Décarie, Hébert & Cie (p. 149-162).

XIV


Totty n’avait pas perdu de temps pour répandre le bruit de la rupture entre George Wood et Constance Fearing et elle l’avait fait si adroitement que personne n’eût songé à lui attribuer cette histoire, même si elle se fût trouvée fausse. Elle s’était fort peu inquiété de ce que George pourrait penser de ce bavardage, bien qu’elle eût supposé tout de suite qu’il en rejetterait le blâme sur les Fearing. Les deux jeunes filles n’avaient pourtant aucune raison de mettre en circulation une nouvelle qui était loin d’être à leur avantage. Totty désirait d’abord que George sût qu’elle était au courant de sa position, afin de pouvoir jouer le rôle de consolatrice et de mériter ainsi de la reconnaissance. Elle ne pouvait le questionner directement et devait paraître avoir appris l’histoire par d’autres ; il était donc indispensable, pour arriver à ses fins, que les détails de i’affaire tombassent dans le domaine public. Ensuite, et ici l’instinct diplomatique de Totty se manifestait dans toute sa force, elle était décidée à s’arranger de façon que toute reprise de relations entre Constance et George fût désormais impossible. Dans vingt-quatre heures au plus tard, il fallait que Constance et Grâce apprissent que leur secret courait la ville. Comme naturellement elles n’en auraient parlé à personne, elles croiraient à une trahison de George dans sa colère et seraient furieuses contre lui. Si, ce qui était peu probable, une explication avait lieu, aucune des deux parties ne voudrait croire l’autre ; la querelle ne ferait que s’envenimer et la brèche s’élargir. Bien entendu, Totty prendrait le parti de George et, avec elle, la majorité de ses connaissances, il devait lui être reconnaissant d’un appui aussi amical dans un tel moment d’épreuve.

Les choses tournèrent à peu près comme l’avait prévu Mme Sherrington Trimm. Il y eut, il est vrai, une légère variante du programme, qu’elle ignora dans le moment, mais en eût-elle été informée qu’elle n’y aurait pas attaché d’importance. Il se trouva que Constance et Grâce Fearing ainsi que George Wood avaient été invités à dîner chez, un jeune ménage de retour depuis peu de son voyage de noce en Europe. Les invitations avaient été envoyées et acceptées le dernier jour d’avril, c’est-à-dire la veille du jour où Constance avait donné à George son refus définitif, et le dîner devait avoir lieu trois ou quatre jours après. Or les jeunes mariés, qui avaient acheté une petite propriété sur les bords de l'Hudson où ils désiraient se rendre le plus tôt possible, profitèrent de ces trois ou quatre jours pour aller aménager leur maison de campagne. Ils ne revinrent en ville que le matin de leur dîner, ignorant par conséquent le cancan qui avait couru pendant leur absence. Très tard dans l’après-midi, le mari en rentrant très ennuyé de son club, dit à sa femme que Constance Fearing avait rompu avec George Wood et qu’ils étaient dans des termes à ne plus se parler. Il n’était plus temps de changer leur invitation. Le pire de tout était que, d’après le choix des convives, George Wood devait inévitablement être placé à côté de Constance ou de Grâce. Le jeune ménage, au désespoir, se décida, après bien des hésitations, à mettre George à côté de Grâce et à affecter une complète ignorance des bruits qui couraient. Au dernier moment, cependant, la jeune maîtresse de la maison pensa qu’elle pourrait améliorer les choses en disant un mot à George dès son arrivée. Mais Constance et sa sœur entrèrent avant lui.
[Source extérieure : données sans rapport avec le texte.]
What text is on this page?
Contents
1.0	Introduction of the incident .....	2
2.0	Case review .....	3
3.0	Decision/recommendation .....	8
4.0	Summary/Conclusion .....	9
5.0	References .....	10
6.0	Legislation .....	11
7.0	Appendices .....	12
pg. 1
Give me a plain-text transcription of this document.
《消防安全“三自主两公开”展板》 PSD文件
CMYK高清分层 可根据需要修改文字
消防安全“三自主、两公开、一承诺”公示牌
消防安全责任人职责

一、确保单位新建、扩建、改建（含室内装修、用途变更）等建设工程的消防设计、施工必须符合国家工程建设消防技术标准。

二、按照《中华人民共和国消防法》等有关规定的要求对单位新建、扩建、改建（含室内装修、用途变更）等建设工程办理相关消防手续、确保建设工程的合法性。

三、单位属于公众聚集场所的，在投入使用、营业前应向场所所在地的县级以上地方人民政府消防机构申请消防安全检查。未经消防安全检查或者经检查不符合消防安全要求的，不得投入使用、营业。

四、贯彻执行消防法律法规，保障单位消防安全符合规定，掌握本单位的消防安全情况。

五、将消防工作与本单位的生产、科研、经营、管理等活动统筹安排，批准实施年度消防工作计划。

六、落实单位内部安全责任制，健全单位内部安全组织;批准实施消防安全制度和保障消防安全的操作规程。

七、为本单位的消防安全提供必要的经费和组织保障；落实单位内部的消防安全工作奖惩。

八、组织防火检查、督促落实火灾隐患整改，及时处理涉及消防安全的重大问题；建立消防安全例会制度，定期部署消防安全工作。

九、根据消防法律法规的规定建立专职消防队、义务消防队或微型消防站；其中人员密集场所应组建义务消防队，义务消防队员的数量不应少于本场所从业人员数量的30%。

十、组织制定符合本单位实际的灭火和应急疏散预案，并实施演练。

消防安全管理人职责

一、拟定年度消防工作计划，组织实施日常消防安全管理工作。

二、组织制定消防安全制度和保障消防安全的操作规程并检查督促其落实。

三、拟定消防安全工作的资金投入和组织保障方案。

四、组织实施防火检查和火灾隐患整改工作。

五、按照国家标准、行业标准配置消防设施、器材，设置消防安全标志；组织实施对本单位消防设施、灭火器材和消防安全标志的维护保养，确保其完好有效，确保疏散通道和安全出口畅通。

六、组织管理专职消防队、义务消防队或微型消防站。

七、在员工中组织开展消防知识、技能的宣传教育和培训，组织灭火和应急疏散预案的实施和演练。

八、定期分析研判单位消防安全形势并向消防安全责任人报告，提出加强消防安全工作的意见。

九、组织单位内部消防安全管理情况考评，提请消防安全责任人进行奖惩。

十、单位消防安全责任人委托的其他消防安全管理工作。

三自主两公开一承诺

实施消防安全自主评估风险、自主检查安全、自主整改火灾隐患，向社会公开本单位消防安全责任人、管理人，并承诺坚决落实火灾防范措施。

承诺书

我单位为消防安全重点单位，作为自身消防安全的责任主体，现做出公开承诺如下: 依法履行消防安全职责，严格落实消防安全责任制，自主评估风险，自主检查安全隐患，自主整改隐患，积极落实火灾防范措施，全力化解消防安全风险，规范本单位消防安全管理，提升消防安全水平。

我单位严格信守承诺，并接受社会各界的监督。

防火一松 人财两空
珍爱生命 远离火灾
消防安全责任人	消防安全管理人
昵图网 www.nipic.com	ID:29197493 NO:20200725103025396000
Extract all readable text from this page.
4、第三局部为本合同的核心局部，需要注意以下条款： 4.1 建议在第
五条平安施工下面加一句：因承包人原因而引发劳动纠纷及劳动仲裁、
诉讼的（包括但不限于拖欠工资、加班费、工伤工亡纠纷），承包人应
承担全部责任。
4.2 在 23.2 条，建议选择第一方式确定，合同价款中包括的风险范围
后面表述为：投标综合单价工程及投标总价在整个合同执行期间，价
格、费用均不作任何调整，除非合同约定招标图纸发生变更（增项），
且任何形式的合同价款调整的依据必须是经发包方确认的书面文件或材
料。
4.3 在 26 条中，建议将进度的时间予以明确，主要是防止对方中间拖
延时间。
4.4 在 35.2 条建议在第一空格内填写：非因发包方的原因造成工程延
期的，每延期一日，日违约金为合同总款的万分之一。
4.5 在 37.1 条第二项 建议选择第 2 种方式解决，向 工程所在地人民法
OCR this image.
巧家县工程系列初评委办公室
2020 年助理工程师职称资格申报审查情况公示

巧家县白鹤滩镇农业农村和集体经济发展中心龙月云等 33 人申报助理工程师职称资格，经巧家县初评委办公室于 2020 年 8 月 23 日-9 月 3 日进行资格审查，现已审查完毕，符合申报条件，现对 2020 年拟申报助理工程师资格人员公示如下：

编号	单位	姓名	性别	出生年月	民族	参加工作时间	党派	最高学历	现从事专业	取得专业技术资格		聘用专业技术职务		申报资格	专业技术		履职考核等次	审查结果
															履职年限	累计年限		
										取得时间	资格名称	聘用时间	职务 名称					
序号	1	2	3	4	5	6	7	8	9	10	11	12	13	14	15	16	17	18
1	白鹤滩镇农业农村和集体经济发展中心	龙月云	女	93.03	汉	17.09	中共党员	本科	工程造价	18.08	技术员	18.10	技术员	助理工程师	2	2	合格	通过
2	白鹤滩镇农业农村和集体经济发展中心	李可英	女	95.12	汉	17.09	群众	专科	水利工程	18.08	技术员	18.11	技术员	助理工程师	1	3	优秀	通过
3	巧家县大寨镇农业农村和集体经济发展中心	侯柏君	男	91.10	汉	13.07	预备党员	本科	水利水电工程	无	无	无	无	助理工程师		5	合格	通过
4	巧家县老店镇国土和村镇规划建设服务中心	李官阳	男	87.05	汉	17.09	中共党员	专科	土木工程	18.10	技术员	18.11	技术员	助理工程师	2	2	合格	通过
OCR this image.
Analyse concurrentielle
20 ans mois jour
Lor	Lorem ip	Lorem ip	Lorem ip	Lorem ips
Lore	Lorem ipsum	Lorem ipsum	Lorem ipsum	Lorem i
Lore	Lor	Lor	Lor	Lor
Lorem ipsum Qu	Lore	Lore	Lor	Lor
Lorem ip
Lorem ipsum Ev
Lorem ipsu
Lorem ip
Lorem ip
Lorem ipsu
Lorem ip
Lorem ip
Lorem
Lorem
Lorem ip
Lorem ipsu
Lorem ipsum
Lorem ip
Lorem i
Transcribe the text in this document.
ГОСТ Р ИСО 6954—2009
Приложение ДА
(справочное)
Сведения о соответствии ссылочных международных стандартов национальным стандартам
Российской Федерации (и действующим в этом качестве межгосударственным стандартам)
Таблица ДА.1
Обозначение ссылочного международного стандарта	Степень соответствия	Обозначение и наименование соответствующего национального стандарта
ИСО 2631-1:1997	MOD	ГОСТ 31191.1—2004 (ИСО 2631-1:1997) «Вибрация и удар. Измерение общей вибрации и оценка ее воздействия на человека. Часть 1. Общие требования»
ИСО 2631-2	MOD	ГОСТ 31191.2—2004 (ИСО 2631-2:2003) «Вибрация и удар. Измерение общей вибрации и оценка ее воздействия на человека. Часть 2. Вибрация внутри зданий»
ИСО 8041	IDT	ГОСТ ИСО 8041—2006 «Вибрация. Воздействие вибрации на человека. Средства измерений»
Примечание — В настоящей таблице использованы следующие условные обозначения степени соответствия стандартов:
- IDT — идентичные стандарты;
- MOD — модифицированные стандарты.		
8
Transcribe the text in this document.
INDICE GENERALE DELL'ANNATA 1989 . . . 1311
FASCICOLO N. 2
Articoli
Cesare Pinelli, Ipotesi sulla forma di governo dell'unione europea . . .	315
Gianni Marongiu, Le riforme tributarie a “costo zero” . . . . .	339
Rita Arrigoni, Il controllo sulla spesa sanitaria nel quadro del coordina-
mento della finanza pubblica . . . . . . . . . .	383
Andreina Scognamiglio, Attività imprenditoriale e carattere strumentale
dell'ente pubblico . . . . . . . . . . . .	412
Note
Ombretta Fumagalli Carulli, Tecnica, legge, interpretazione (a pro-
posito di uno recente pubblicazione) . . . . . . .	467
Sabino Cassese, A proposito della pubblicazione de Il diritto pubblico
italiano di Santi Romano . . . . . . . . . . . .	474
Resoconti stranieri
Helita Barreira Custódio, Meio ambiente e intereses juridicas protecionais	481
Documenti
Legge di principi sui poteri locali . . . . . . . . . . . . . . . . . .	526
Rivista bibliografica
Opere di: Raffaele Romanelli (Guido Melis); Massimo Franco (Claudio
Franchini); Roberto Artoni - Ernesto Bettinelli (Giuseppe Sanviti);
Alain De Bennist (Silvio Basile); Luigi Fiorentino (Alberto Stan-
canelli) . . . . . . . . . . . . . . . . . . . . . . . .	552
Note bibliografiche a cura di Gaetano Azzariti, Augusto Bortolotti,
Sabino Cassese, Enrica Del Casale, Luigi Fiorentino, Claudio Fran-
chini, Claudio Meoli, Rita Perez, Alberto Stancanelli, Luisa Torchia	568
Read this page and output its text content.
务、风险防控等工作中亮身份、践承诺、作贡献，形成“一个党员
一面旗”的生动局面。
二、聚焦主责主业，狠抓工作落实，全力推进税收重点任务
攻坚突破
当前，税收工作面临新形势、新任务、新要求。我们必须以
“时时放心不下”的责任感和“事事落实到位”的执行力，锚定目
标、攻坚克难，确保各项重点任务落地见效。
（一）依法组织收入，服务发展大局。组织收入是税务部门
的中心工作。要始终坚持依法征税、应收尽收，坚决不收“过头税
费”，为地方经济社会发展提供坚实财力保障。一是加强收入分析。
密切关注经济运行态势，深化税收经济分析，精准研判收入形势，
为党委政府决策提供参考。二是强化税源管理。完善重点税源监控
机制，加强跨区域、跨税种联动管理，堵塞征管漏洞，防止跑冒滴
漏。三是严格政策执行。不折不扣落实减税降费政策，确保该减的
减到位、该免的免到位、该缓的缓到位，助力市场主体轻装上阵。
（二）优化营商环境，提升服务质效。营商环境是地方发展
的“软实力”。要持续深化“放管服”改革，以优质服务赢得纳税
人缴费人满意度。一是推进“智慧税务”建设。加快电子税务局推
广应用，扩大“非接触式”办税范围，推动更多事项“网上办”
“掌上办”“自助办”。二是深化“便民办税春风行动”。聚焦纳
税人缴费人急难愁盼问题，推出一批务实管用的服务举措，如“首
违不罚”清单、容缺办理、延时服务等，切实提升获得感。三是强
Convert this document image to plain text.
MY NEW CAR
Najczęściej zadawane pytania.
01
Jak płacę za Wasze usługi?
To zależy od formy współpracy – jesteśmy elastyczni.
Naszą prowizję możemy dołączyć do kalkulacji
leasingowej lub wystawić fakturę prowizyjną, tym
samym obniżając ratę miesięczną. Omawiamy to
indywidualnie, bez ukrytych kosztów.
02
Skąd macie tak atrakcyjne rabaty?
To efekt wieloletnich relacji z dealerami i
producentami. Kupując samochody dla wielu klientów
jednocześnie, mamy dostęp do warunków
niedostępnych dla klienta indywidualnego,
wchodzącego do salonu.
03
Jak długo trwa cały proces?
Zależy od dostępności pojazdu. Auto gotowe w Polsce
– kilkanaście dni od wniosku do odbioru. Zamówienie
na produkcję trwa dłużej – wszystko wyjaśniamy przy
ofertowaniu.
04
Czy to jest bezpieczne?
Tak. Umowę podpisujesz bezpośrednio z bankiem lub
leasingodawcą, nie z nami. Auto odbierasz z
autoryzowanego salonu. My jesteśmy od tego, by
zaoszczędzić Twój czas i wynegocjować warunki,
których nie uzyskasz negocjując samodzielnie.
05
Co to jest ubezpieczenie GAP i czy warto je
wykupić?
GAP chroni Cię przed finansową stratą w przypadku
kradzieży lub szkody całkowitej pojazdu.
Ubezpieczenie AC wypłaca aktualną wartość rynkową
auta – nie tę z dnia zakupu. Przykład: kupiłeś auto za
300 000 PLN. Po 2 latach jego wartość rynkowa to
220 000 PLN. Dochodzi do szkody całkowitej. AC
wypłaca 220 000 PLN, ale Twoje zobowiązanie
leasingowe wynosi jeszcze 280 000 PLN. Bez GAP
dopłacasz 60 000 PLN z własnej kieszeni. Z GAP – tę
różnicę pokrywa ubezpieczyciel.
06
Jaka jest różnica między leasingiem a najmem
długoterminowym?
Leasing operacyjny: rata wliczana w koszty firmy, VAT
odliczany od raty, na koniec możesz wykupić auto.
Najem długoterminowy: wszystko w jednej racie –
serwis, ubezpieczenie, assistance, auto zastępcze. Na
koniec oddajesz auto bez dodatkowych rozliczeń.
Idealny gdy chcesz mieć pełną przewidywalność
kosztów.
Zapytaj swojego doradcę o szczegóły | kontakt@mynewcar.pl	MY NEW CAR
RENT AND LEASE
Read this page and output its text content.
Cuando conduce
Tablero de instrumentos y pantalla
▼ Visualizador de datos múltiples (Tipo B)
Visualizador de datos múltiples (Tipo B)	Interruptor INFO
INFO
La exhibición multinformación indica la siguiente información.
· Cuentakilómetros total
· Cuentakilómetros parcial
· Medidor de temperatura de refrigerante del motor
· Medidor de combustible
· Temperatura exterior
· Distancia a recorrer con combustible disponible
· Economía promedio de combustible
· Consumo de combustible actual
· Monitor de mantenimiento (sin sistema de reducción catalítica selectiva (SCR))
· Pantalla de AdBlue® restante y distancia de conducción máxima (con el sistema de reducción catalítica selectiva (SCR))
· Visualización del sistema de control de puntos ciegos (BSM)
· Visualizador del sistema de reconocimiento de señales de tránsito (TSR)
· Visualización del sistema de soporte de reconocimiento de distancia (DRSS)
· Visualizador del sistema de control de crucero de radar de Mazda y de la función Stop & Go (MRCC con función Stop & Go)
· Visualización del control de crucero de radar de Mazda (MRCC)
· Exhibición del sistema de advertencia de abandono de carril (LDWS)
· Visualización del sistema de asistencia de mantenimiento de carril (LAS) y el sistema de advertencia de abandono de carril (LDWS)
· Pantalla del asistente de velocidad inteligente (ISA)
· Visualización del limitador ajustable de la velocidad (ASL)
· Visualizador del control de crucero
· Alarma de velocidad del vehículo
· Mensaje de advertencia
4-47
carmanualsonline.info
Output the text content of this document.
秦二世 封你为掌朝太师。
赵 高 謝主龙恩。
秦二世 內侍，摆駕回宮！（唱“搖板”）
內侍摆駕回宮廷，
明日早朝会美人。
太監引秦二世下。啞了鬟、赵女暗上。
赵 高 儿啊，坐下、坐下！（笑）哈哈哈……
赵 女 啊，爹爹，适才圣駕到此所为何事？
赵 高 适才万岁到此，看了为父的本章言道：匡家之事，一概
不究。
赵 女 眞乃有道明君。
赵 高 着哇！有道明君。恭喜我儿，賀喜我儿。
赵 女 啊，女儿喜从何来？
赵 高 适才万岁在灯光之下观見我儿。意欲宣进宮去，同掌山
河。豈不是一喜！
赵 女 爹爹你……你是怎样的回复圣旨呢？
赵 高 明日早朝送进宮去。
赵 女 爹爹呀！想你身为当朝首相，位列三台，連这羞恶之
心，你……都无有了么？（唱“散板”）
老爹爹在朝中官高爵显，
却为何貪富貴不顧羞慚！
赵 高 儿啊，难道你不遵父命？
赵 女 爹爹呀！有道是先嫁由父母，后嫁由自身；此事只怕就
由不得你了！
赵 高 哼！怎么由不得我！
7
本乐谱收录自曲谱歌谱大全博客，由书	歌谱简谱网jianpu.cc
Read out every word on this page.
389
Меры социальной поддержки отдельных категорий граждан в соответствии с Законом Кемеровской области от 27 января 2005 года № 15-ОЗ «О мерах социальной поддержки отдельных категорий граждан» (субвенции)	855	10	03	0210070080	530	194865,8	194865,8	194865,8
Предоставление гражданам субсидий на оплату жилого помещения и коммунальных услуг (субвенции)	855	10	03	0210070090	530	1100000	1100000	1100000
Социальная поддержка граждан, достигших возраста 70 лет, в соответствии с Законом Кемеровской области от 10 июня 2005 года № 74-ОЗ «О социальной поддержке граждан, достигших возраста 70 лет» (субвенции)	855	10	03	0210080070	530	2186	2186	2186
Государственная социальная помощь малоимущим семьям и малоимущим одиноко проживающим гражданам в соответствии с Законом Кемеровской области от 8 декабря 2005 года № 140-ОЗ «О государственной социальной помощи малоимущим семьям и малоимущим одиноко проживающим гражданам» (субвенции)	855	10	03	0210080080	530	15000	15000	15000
« Je suis bien désolée, dit, vivement la maîtresse de la maison à l’oreille de l’aînée en la tirant un peu à l’écart : M. Wood va venir. Nous étions absents et n’avons rien su de tout cela. J’espère que…

— Je suis très heureuse qu’il vienne, » répondit Constance.

Elle était très pale, et très calme.

« Oh ! mon Dieu ! s’écria la maîtresse de la maison en devenant très rouge. J’espère n’avoir rien dit…

—Rien du tout, dit Constance en la rassurant. Il y a, je crois, des bavardages absurdes dans l’air. Les faits sont bien simples. M. Wood est un de mes très anciens et très bons amis. Il m’a demandé de l’épouser et je n’ai pas accepté. Je l’aime beaucoup et j’espère que nous serons aussi bons amis qu’auparavant. Si dans cette affaire il y a quelque blâme à mériter, je désire le supporter. Le voici. »

La jeune maîtresse de la maison se sentit plus à son aise après cela, mais sa curiosité était éveillé, et, au moment où George entrait, elle alla à sa rencontre.

« Je suis bien désolée, dit-elle. Les Fearing sont ici et vous serez à côté de la plus jeune. Nous venons seulement d’apprendre… Je suis bien désolée. »

George Wood inclina un peu la tète. Il était très calme et très sérieux.

« J’aime mieux vous dire tout de suite qu’il n’y a pas un mot de vrai dans toute l’histoire qu’on raconte, dit-il. Je vous serais même très obligé de vouloir bien la démentir si vous en entendez parler devant vous. Il n’y a jamais eu aucun engagement, entre Mlle Fearing et moi.

— Ah ! je suis enchantée de l’apprendre. Pardon nez-moi, je vous prie, » dit la maîtresse de la maison.

George salua Constance de son air le plus impénétrablement courtois et ils échangèrent quelques mots qu’ils ne comprirent ni l’un ni l’autre et dont ils ne se souvinrent pas plus tard. Ils avaient parlé à voix basse et, aux yeux curieux qui les observaient, ils parurent être en bons termes, bien que légèrement embarrassés par le sentiment qu’ils faisaient l’objet de toutes les conversations.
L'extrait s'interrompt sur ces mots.